Dat gezegd zijnde, blijft er zeker nog onderzoekspotentieel, namelijk de valorisatie van gewasbeschermingsmiddellenregistratie van Belgische professionele gebruikers, dat gekruist kan worden met perinatale statistieken, geleverd door « EURO-PERISTAT » (Zeitlin et al., 2013, Delnord et al., 2017) en waaraan de Belgische Gewesten deelnemen.

Geciteerde literatuur :

– Delnord M, Hindori-Mohangoo AD, Smith LK, Szamotulska K, Richards JL, Deb-Rinker P, Rouleau J, Velebil P, Zile I, Sakkeus L, Gissler M, Morisaki N, Dolan SM, Kramer MR, Kramer MS, Zeitlin J, « Euro-Peristat Scientific Committee.
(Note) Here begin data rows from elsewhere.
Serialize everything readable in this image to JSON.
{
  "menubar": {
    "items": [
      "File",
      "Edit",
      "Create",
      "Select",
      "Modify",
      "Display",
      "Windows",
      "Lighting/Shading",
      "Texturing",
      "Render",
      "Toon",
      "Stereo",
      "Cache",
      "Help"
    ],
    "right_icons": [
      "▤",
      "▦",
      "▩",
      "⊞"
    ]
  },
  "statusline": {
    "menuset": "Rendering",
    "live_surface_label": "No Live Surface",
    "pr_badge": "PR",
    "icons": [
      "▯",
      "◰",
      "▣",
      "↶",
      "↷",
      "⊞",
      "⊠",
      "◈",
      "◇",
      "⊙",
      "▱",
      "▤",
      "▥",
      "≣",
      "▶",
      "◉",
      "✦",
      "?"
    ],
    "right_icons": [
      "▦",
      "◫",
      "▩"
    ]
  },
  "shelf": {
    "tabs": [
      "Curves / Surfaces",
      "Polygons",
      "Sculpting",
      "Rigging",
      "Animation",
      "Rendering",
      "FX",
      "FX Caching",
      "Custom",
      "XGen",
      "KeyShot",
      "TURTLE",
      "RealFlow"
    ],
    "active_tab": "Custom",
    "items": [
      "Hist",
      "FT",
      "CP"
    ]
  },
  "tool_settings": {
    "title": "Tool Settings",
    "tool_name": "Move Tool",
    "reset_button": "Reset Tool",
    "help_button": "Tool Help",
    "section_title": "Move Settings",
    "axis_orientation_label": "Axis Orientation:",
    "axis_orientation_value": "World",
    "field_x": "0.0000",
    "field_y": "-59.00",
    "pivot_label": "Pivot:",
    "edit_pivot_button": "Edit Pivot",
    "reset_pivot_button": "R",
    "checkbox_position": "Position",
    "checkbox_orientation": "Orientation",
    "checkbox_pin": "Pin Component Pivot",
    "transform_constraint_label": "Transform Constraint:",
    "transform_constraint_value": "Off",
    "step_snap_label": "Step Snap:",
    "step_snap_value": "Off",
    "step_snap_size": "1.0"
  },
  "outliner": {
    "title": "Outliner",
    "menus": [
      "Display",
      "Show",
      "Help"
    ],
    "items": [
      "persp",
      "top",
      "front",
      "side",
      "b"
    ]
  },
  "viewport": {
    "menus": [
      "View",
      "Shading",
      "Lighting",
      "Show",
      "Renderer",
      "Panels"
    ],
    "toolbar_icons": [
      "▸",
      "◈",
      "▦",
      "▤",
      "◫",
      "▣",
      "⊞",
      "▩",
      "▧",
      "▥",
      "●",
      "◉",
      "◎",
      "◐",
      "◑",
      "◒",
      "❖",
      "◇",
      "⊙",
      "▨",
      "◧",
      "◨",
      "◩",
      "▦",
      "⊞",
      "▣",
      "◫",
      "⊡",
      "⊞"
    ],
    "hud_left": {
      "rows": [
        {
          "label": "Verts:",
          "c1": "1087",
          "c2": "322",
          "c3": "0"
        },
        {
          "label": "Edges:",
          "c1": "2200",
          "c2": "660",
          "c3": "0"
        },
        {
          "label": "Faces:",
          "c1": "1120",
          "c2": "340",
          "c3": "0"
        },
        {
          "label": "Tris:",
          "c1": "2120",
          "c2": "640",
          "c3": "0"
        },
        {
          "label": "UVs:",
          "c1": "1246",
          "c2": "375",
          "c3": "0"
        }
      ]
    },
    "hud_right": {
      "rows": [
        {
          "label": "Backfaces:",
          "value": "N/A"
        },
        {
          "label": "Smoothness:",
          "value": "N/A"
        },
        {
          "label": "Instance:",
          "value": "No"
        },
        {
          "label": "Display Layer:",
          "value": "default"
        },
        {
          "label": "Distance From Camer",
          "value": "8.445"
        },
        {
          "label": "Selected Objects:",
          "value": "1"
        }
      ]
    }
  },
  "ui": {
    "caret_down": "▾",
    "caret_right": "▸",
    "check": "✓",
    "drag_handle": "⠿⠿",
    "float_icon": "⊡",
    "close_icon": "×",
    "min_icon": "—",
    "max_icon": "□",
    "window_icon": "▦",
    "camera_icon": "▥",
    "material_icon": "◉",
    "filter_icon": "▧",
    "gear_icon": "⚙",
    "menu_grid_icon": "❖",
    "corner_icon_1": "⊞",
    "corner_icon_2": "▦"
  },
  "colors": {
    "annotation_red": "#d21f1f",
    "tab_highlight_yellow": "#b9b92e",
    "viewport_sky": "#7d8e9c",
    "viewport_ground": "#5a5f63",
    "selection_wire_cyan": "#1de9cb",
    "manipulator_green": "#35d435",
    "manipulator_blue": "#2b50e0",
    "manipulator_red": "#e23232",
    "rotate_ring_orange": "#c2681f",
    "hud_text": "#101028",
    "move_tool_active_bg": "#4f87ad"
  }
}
Variations in very preterm birth rates in 30 high-income countries : are valid international comparisons possible using routine data ? », BJOG, 124(5):785-794, 2017 ;

– Larsen AE, Gaines SD, Deschênes O., « Agricultural pesticide use and adverse birth outcomes in the San Joaquin Valley of California », Nat Commun., 29;8(1):302, 1-9, 2017 ;

– « Preterm Birth : Causes, Consequences, and Prevention », Institute of Medicine (IOM-US) Committee on Understanding Premature Birth and Assuring Healthy Outcomes ; Ch. 8. The Role of Environmental Toxicants in Preterm Birth, agricultural chemicals, p. 237-241 ; Behrman RE and Butler AS, editors, Washington (DC) : National Academies Press (US), 2007 ;

– Roelens K, Roberfroid D, Ahmadzai N, Ansari M, Singh K, Gaudet L, Alexander S, Cools F, de Thysebaert B, Emonts P, Faron G, Gyselaers W, Kirkpatrick C, Lewi L, Logghe H, Niset A, Rigo V, Tency I, Van Overmeire B, Verleye L., « Prevention of preterm birth in women at risk : selected topics. Good Clinical Practice (GCP) », Brussels : Belgian Health Care Knowledge Centre (KCE), KCE Reports, 228. D/2014/10.273/63, 2014 ;

– Zeitlin J, Szamotulska K, Drewniak N, Mohangoo AD, Chalmers J, Sakkeus L, Irgens L, Gatt M, Gissler M, Blondel B, « Euro-Peristat Preterm Study Group. Preterm birth time trends in Europe : a study of 19 countries », BJOG, 120(11):1356-65, 2013.